Dr Cox says Harris re-energised her party’s base and activists, quickly bridging the gap Trump had built over Biden.

“A couple of months ago she built a lead, if polls are to be believed. Since then, it’s come back a bit - Harris was ahead, now less so,” he says. “But all seven battleground states seem to be real toss-ups.”

The race for the White House may come down to a few undecided voters in states such as Pennsylvania because of the anti-democratic electoral college used to elect the president, says Cox.

“I think Harris will win the popular national vote, but it’s not at all clear she will win the electoral college,” Dr Cox says.

“I’d probably bet money on Trump winning if the election was tomorrow.”

US presidents are chosen by the electoral college - a group of 538 presidential electors based on the number of politicians each state elects to Congress. If Trump wins the popular vote in Pennsylvania, for example, he will win all 19 of that state’s electoral college votes.

“It’s not necessarily the case that the campaign with the deepest pockets wins.

The origins of the electoral college are contentious, with some scholars arguing the framers of the US Constitution feared democracy and worried voters might be swayed by demagogues; others say it was designed to offer more federal power to less populous, slaveholding states.

Dr Cox says the electoral college is anti-democratic because smaller rural states such as Wyoming that tend to vote Republican have a disproportionate number of votes in the electoral college compared with more populous states that favour Democrats such as California and New York.

Thus, Trump beat Hillary Clinton in 2016 with almost three million fewer votes, and almost won in 2020 even though Joe Biden won seven million more votes.

“If about 100,000 votes in four states had gone the other way, Trump would have won,” Dr Cox says.

Donald Trump

The accuracy of polls has been questioned after the last two presidential elections saw pollsters underestimate support for Trump.

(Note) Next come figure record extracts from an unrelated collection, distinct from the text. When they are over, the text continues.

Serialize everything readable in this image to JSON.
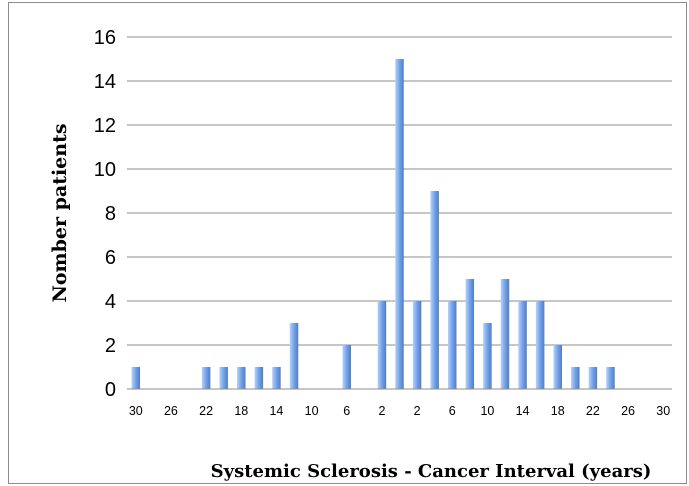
{
  "chart_data": {
    "type": "bar",
    "title": "",
    "xlabel": "Systemic Sclerosis - Cancer Interval (years)",
    "ylabel": "Nomber patients",
    "ylim": [
      0,
      16
    ],
    "yticks": [
      0,
      2,
      4,
      6,
      8,
      10,
      12,
      14,
      16
    ],
    "grid": true,
    "legend": "none",
    "bar_color": "#6f9ee3",
    "xtick_labels": [
      "30",
      "26",
      "22",
      "18",
      "14",
      "10",
      "6",
      "2",
      "2",
      "6",
      "10",
      "14",
      "18",
      "22",
      "26",
      "30"
    ],
    "categories": [
      "-30",
      "-28",
      "-26",
      "-24",
      "-22",
      "-20",
      "-18",
      "-16",
      "-14",
      "-12",
      "-10",
      "-8",
      "-6",
      "-4",
      "-2",
      "0",
      "2",
      "4",
      "6",
      "8",
      "10",
      "12",
      "14",
      "16",
      "18",
      "20",
      "22",
      "24",
      "26",
      "28",
      "30"
    ],
    "values": [
      1,
      0,
      0,
      0,
      1,
      1,
      1,
      1,
      1,
      3,
      0,
      0,
      2,
      0,
      4,
      15,
      4,
      9,
      4,
      5,
      3,
      5,
      4,
      4,
      2,
      1,
      1,
      1,
      0,
      0,
      0
    ]
  }
}
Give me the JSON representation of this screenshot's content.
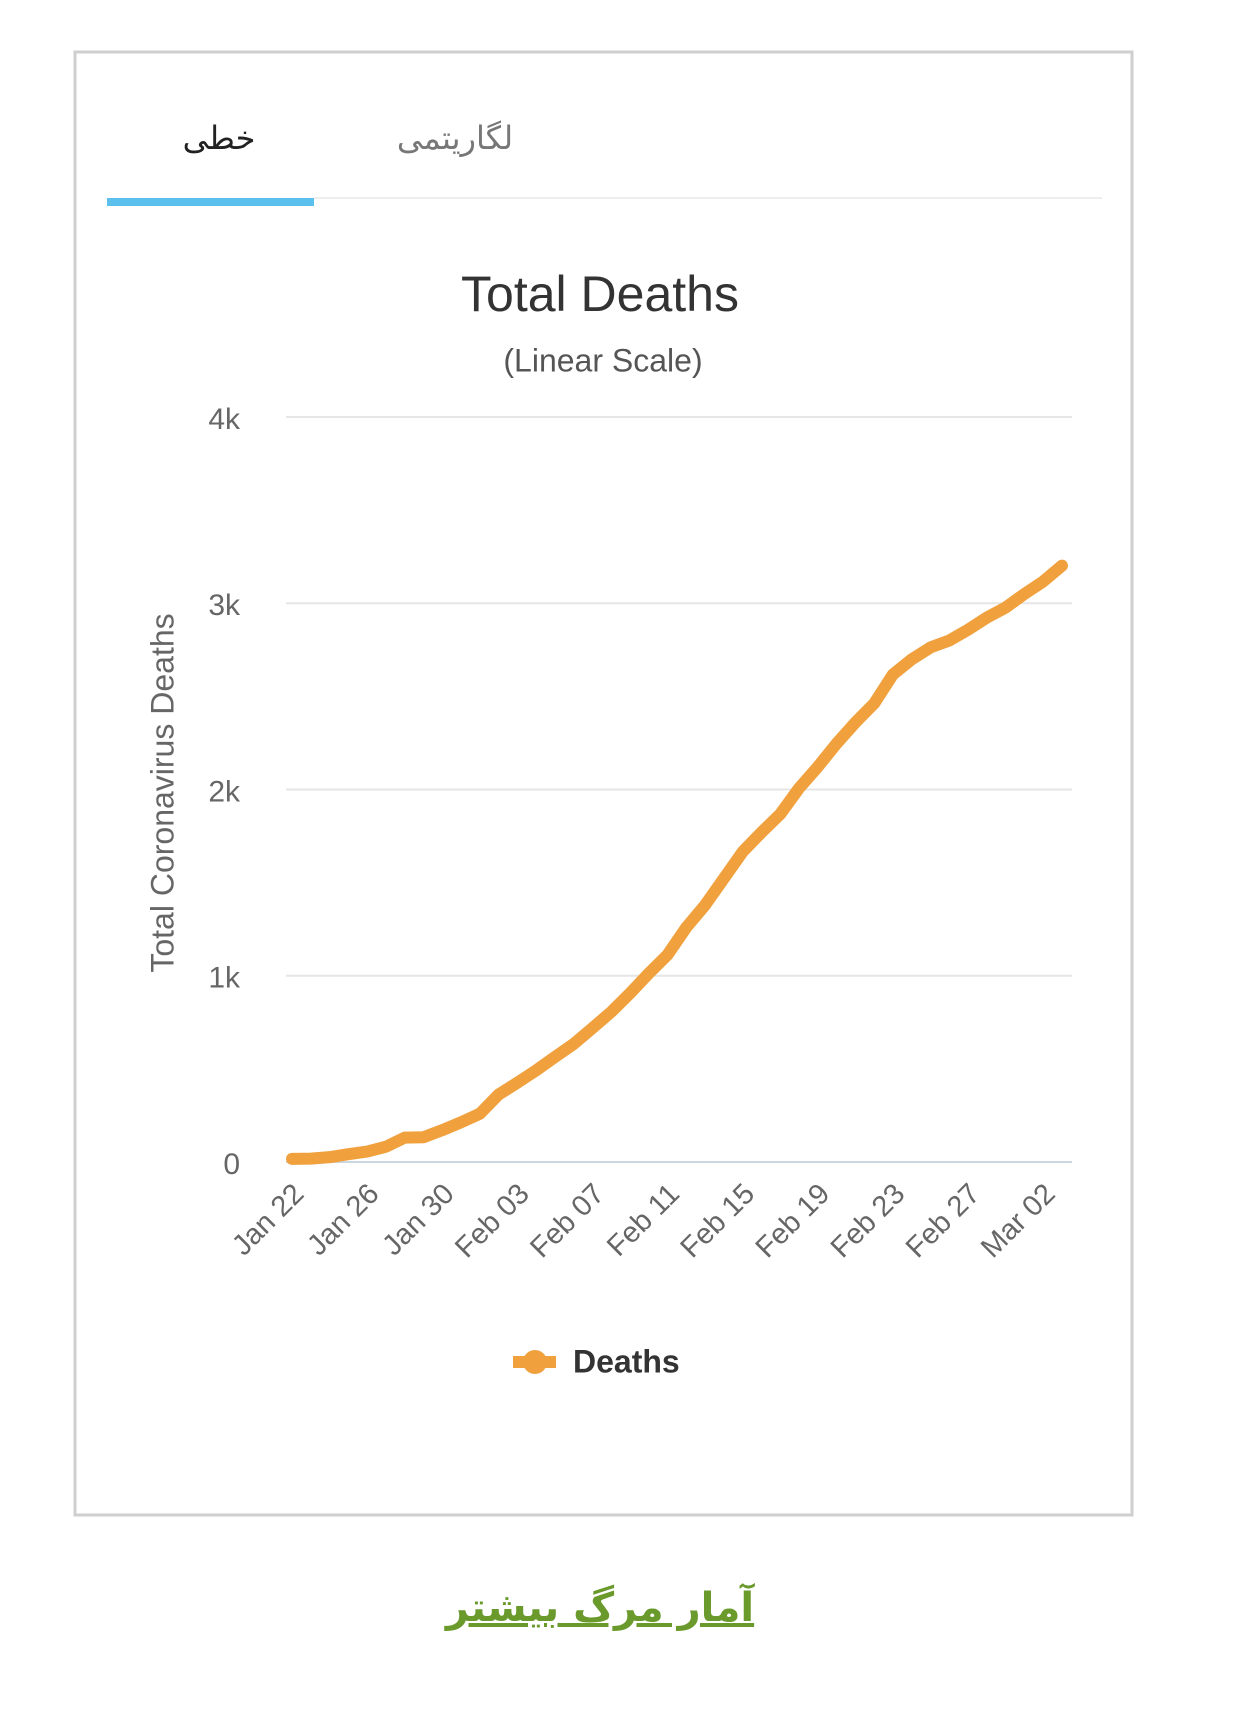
{
  "tabs": [
    "خطی",
    "لگاریتمی"
  ],
  "chart_data": {
    "type": "line",
    "title": "Total Deaths",
    "subtitle": "(Linear Scale)",
    "y_label": "Total Coronavirus Deaths",
    "categories": [
      "Jan 22",
      null,
      null,
      null,
      "Jan 26",
      null,
      null,
      null,
      "Jan 30",
      null,
      null,
      null,
      "Feb 03",
      null,
      null,
      null,
      "Feb 07",
      null,
      null,
      null,
      "Feb 11",
      null,
      null,
      null,
      "Feb 15",
      null,
      null,
      null,
      "Feb 19",
      null,
      null,
      null,
      "Feb 23",
      null,
      null,
      null,
      "Feb 27",
      null,
      null,
      null,
      "Mar 02",
      null
    ],
    "series": [
      {
        "name": "Deaths",
        "color": "#f0a03c",
        "values": [
          17,
          18,
          26,
          42,
          56,
          82,
          131,
          133,
          171,
          213,
          259,
          362,
          426,
          492,
          564,
          634,
          719,
          806,
          906,
          1013,
          1113,
          1260,
          1380,
          1523,
          1666,
          1770,
          1868,
          2007,
          2122,
          2247,
          2360,
          2462,
          2618,
          2699,
          2763,
          2800,
          2858,
          2923,
          2977,
          3050,
          3117,
          3202
        ]
      }
    ],
    "ylim": [
      0,
      4000
    ],
    "yticks": [
      0,
      {
        "value": 1000,
        "label": "1k"
      },
      {
        "value": 2000,
        "label": "2k"
      },
      {
        "value": 3000,
        "label": "3k"
      },
      {
        "value": 4000,
        "label": "4k"
      }
    ],
    "grid": true
  },
  "link": "آمار مرگ بیشتر"
}
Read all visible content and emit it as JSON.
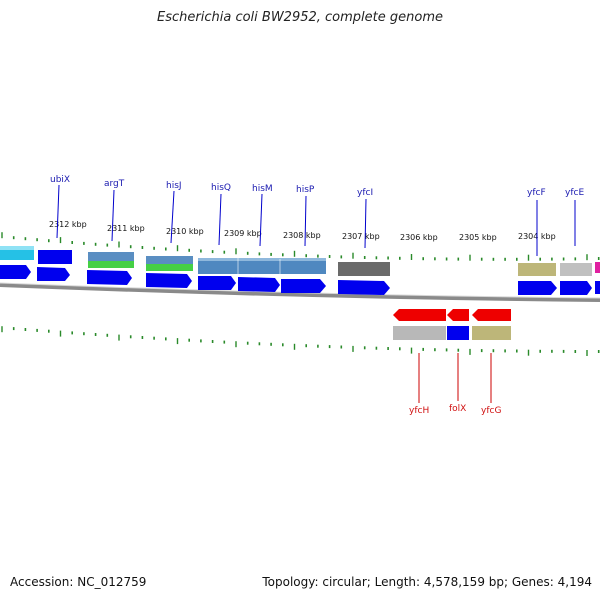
{
  "title": "Escherichia coli BW2952, complete genome",
  "accession_label": "Accession: NC_012759",
  "topology_label": "Topology: circular; Length: 4,578,159 bp; Genes: 4,194",
  "colors": {
    "forward_gene": "#0000ee",
    "reverse_gene": "#ee0000",
    "tick": "#2a8a2a",
    "label_forward": "#1a1ab0",
    "label_reverse": "#d01010",
    "backbone": "#888888"
  },
  "kbp_labels": [
    "2312 kbp",
    "2311 kbp",
    "2310 kbp",
    "2309 kbp",
    "2308 kbp",
    "2307 kbp",
    "2306 kbp",
    "2305 kbp",
    "2304 kbp"
  ],
  "forward_gene_labels": [
    "ubiX",
    "argT",
    "hisJ",
    "hisQ",
    "hisM",
    "hisP",
    "yfcI",
    "yfcF",
    "yfcE"
  ],
  "reverse_gene_labels": [
    "yfcH",
    "folX",
    "yfcG"
  ]
}
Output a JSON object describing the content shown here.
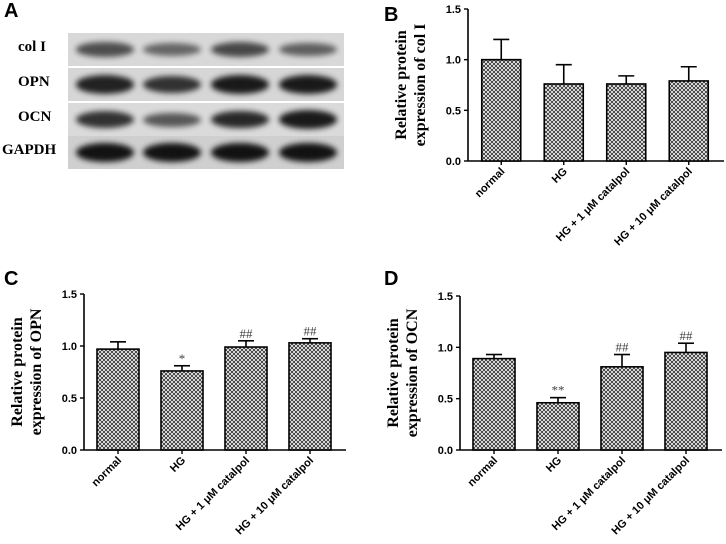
{
  "panel_a": {
    "letter": "A",
    "blots": [
      {
        "label": "col I",
        "bg": "#d8d8d8",
        "bands": [
          {
            "i": 0.55
          },
          {
            "i": 0.4
          },
          {
            "i": 0.6
          },
          {
            "i": 0.45
          }
        ]
      },
      {
        "label": "OPN",
        "bg": "#d6d6d6",
        "bands": [
          {
            "i": 0.85
          },
          {
            "i": 0.75
          },
          {
            "i": 0.9
          },
          {
            "i": 0.9
          }
        ]
      },
      {
        "label": "OCN",
        "bg": "#dadada",
        "bands": [
          {
            "i": 0.75
          },
          {
            "i": 0.5
          },
          {
            "i": 0.8
          },
          {
            "i": 0.9
          }
        ]
      },
      {
        "label": "GAPDH",
        "bg": "#cfcfcf",
        "bands": [
          {
            "i": 0.95
          },
          {
            "i": 0.95
          },
          {
            "i": 0.95
          },
          {
            "i": 0.95
          }
        ]
      }
    ]
  },
  "chart_data": [
    {
      "panel": "B",
      "type": "bar",
      "categories": [
        "normal",
        "HG",
        "HG + 1 μM catalpol",
        "HG + 10 μM catalpol"
      ],
      "values": [
        1.0,
        0.76,
        0.76,
        0.79
      ],
      "errors": [
        0.2,
        0.19,
        0.08,
        0.14
      ],
      "annotations": [
        "",
        "",
        "",
        ""
      ],
      "ylabel_line1": "Relative protein",
      "ylabel_line2": "expression of col I",
      "ylim": [
        0,
        1.5
      ],
      "yticks": [
        "0.0",
        "0.5",
        "1.0",
        "1.5"
      ]
    },
    {
      "panel": "C",
      "type": "bar",
      "categories": [
        "normal",
        "HG",
        "HG + 1 μM catalpol",
        "HG + 10 μM catalpol"
      ],
      "values": [
        0.97,
        0.76,
        0.99,
        1.03
      ],
      "errors": [
        0.07,
        0.05,
        0.06,
        0.04
      ],
      "annotations": [
        "",
        "*",
        "##",
        "##"
      ],
      "ylabel_line1": "Relative protein",
      "ylabel_line2": "expression of OPN",
      "ylim": [
        0,
        1.5
      ],
      "yticks": [
        "0.0",
        "0.5",
        "1.0",
        "1.5"
      ]
    },
    {
      "panel": "D",
      "type": "bar",
      "categories": [
        "normal",
        "HG",
        "HG + 1 μM catalpol",
        "HG + 10 μM catalpol"
      ],
      "values": [
        0.89,
        0.46,
        0.81,
        0.95
      ],
      "errors": [
        0.04,
        0.05,
        0.12,
        0.09
      ],
      "annotations": [
        "",
        "**",
        "##",
        "##"
      ],
      "ylabel_line1": "Relative protein",
      "ylabel_line2": "expression of OCN",
      "ylim": [
        0,
        1.5
      ],
      "yticks": [
        "0.0",
        "0.5",
        "1.0",
        "1.5"
      ]
    }
  ]
}
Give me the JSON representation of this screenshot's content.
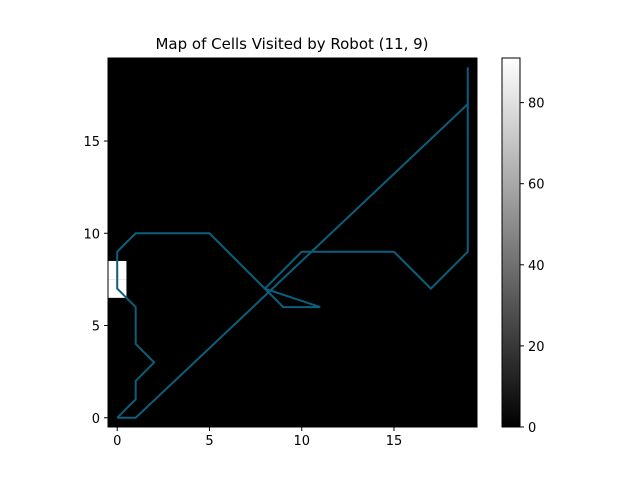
{
  "chart_data": {
    "type": "heatmap",
    "title": "Map of Cells Visited by Robot (11, 9)",
    "xlabel": "",
    "ylabel": "",
    "x_ticks": [
      0,
      5,
      10,
      15
    ],
    "y_ticks": [
      0,
      5,
      10,
      15
    ],
    "xlim": [
      -0.5,
      19.5
    ],
    "ylim": [
      -0.5,
      19.5
    ],
    "grid": false,
    "background_color": "#000000",
    "colormap": "gray",
    "colorbar": {
      "range": [
        0,
        91
      ],
      "ticks": [
        0,
        20,
        40,
        60,
        80
      ]
    },
    "cells": [
      {
        "x": 0,
        "y": 7,
        "value": 91
      },
      {
        "x": 0,
        "y": 8,
        "value": 91
      }
    ],
    "path_color": "#0c5f7a",
    "path": [
      [
        0,
        0
      ],
      [
        1,
        0
      ],
      [
        19,
        17
      ],
      [
        19,
        19
      ],
      [
        19,
        9
      ],
      [
        17,
        7
      ],
      [
        15,
        9
      ],
      [
        11,
        9
      ],
      [
        10,
        9
      ],
      [
        8,
        7
      ],
      [
        9,
        6
      ],
      [
        11,
        6
      ],
      [
        8,
        7
      ],
      [
        5,
        10
      ],
      [
        1,
        10
      ],
      [
        0,
        9
      ],
      [
        0,
        7
      ],
      [
        1,
        6
      ],
      [
        1,
        4
      ],
      [
        2,
        3
      ],
      [
        1,
        2
      ],
      [
        1,
        1
      ],
      [
        0,
        0
      ]
    ]
  }
}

Dr Cox says national polls in 2016 correctly forecast Clinton winning more votes, while state-based polls were inaccurate - a problem repeated in 2020.

“State polling is sponsored by media organisations who are financially under the pump,” he says. “Consequently they cut corners with cheap polling that seemed to undercount Trump voters.”

The role of young voters

Is the 2024 election contest as close as the polls say or is Harris’ support overstated? Dr Cox says the opposite could be true if polling organisations have overcompensated in their efforts to count Trump voters or undercount constituencies that favour Harris.

“Young people are less likely to answer polls, but are hugely overrepresented among Democrat voters,” he says.

Another lesson from past presidential campaigns is that money does not guarantee victory despite the billions of dollars candidates raise.

“It’s not necessarily the case that the campaign with the deepest pockets wins,” Dr Cox says. “In 2016 Hillary Clinton raised more than double Trump, yet Trump won in part because he got free advertising through media coverage.”

Abortion, immigration and the cost-of-living are the three issues that are at the forefront of this year’s presidential contest.

Abortion is likely to widen the gender gap in support for Harris and Trump who appears to be winning some support among African American and Latino men.

However, Dr Cox doubts misogyny will significantly harm support for Harris: “Most people with a traditional view of gender and masculinity are already locked in voters for Trump.”

Dr Lloyd Cox is a senior lecturer in US political history in the Macquarie School of Social Sciences.